Série 3/5 : Les femmes n'ont pas toujours voté comme les hommes
Pendant plusieurs années, on observera que l'élection présidentielle est sexuée : tandis que les hommes votent majoritairement à gauche, notamment pour le parti communiste, les femmes préfèrent la droite au point qu'un journaliste du Nouvel Observateur, le 10 octobre 1974, affirmera, en constatant les résultats d'un sondage, que Valéry Giscard d'Estaing est l' « élu des femmes ». Ce penchant pour la droite date de la première élection au suffrage universel de 1965 : au premier tour, les femmes confirment à 55% des suffrages leur confiance en Charles de Gaulle tandis que les hommes n'ont voté pour lui qu'à 40%. Au second tour, c'est le soutien massif du général par les femmes qui permet son élection : elles sont 61% à avoir voté pour lui et les hommes 49%. Cet écart énorme a pesé très favorablement en faveur de Charles de Gaulle : sans le vote des femmes, c'est François Mitterrand qui aurait remporté l'élection avec 51% des suffrages masculins. Les femmes soutiennent pour de nombreuses raisons le général et Mariette Sineau énumère les différentes hypothèses : choix politique, position éthique, personnage charismatique... En revanche, elles apprécient moins l'image que renvoie François Mitterrand qui incarne celui qui veut « tuer le père » de Gaulle.
C'est également grâce au soutien des femmes que les candidats de droite, Georges Pompidou et Valéry Giscard d'Estaing se font élire présidents de la République. Cependant, dès les élections législatives de 1973, la distinction dans le choix du candidat entre les hommes et les femmes est moins précise : de plus en plus de femmes commencent à se tourner vers le socialisme. François Mitterrand perd de quelques milliers de voix l'élection de 1974 mais les femmes, elles, ont été 46% à soutenir sa candidature. En 1981, elles sont 49% à voter pour François Mitterrand, montrant ainsi un revirement des mentalités. Mais ce sont les élections législatives de 1981 qui marquent une véritable révolution dans les mentalités : pour la première fois, les femmes ont voté majoritairement à gauche à 54%. En 1988, François Mitterrand réussit son pari : remporter la victoire grâce au vote des femmes. Il est en effet élu avec 55% de leurs suffrages contre 53% pour les hommes.
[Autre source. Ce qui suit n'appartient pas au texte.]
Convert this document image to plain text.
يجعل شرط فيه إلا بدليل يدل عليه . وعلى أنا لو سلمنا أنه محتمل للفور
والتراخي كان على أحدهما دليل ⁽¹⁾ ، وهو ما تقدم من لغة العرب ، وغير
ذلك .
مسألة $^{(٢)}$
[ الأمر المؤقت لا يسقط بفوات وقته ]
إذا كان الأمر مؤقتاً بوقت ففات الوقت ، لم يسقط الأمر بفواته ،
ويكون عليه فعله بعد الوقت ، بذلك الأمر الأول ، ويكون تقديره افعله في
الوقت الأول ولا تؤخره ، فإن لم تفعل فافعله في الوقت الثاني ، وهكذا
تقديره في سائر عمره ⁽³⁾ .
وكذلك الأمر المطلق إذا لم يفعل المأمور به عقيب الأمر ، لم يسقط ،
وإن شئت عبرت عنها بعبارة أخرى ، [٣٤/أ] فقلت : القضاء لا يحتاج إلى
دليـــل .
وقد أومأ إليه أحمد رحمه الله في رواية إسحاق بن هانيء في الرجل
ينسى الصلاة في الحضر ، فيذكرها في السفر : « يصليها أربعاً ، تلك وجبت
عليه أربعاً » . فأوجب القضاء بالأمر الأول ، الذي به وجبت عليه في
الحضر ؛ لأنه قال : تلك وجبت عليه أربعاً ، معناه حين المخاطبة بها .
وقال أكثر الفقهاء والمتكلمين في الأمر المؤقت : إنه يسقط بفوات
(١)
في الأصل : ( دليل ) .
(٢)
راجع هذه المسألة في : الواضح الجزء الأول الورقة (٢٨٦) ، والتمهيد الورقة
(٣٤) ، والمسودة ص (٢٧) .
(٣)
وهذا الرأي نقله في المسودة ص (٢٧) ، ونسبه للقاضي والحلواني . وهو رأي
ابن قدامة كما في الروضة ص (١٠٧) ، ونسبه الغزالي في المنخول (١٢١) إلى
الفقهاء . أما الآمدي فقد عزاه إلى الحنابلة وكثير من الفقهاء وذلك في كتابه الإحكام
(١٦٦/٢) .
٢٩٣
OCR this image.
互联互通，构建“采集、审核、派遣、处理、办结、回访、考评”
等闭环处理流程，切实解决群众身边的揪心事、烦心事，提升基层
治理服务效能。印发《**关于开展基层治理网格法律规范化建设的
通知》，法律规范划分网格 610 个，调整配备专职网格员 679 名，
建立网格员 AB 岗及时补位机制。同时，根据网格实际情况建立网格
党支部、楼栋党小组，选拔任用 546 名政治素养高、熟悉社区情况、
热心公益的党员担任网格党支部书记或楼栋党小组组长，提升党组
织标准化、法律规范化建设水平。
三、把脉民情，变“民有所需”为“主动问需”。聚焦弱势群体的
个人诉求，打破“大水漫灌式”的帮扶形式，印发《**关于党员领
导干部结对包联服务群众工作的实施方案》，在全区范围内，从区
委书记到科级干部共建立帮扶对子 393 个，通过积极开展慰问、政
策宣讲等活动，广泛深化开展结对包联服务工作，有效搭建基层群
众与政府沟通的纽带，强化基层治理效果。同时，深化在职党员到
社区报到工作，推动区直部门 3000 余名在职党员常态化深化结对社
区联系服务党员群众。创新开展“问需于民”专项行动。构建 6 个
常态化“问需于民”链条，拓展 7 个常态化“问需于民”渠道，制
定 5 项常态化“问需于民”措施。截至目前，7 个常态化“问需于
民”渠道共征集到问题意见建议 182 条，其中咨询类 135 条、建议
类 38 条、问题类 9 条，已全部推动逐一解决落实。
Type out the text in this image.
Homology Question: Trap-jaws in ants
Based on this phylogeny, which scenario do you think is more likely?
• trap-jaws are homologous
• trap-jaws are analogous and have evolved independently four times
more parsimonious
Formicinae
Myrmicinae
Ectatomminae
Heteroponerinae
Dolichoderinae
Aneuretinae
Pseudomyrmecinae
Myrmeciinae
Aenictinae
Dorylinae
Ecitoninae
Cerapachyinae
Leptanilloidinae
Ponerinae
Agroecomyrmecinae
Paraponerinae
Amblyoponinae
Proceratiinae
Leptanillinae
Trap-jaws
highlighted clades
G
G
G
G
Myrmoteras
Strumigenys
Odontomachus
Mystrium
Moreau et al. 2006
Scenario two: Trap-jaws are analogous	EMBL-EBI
En 1965, lors de la première élection présidentielle au suffrage universel, les femmes montrent d'emblée un certain penchant pour le conservatisme de droite et surtout une méfiance à l'égard de la gauche, et en particulier des communistes car ces derniers remettraient non seulement en cause la religion mais également l'autorité de l'Etat. D'ailleurs, la droite se sert de cette peur pour le parti pour garder les femmes dans son camp, se voulant en effet une « arme anticommuniste ». François Mitterrand suscite également une certaine méfiance : il pourrait s'allier aux communistes pour prendre le pouvoir. Les conseillers du candidat lui suggèrent d'avoir une attitude plus empathique pour apaiser les électrices.
Pendant la campagne présidentielle de 1974, François Mitterrand essaie de se faire plus rassurant auprès des femmes. Après avoir fait des promesses concernant leurs revendications, il montre une certaine distance vis-à-vis des communistes même si les différents partis de gauche ont signé un programme commun. Finalement, elles sont 46% à voter pour le candidat socialiste, soit une progression de 7 points par rapport à 1965.
Peu à peu, les femmes montrent une hostilité moins forte à l'égard des communistes au point de voter assez massivement pour le PC lors des élections législatives de 1981 : elles sont 13% à leur accorder leur voix tandis que les hommes sont 15%. L'écart entre les hommes et les femmes se réduit donc sensiblement au fil des ans.
En revanche, les femmes ont toujours montré une hostilité durable envers Jean-Marie Le Pen car le Front national incarne la violence, l'antiféminisme avec un refus au droit à l'avortement, la remise en cause du statut de la femme et de sa place dans la société. Pour toutes ces raisons, les femmes ne plébiscitent pas ce candidat qui est parvenu à arriver au second tour à l'élection présidentielle de 2002 face à Jacques Chirac. Elles sont 15% à avoir voté pour Jean-Marie Le Pen au premier tour tandis que les hommes sont 22% ce qui signifie, selon Mariette Sineau, que sans le vote des hommes, c'est Lionel Jospin qui serait passé au second tour.
Les femmes ont donc, dès la première élection présidentielle au suffrage universel, joué un rôle de premier rang puisqu'elles ont fait basculer à droite puis à gauche les résultats. Dans son document, Mariette Sineau explique pourquoi les femmes sont passées de la droite conservatrice à la gauche : en prenant leur indépendance, en obtenant de nouveaux droits, elles se sont peu à peu rapprochées du parti qui, selon elles, défend le mieux leur condition.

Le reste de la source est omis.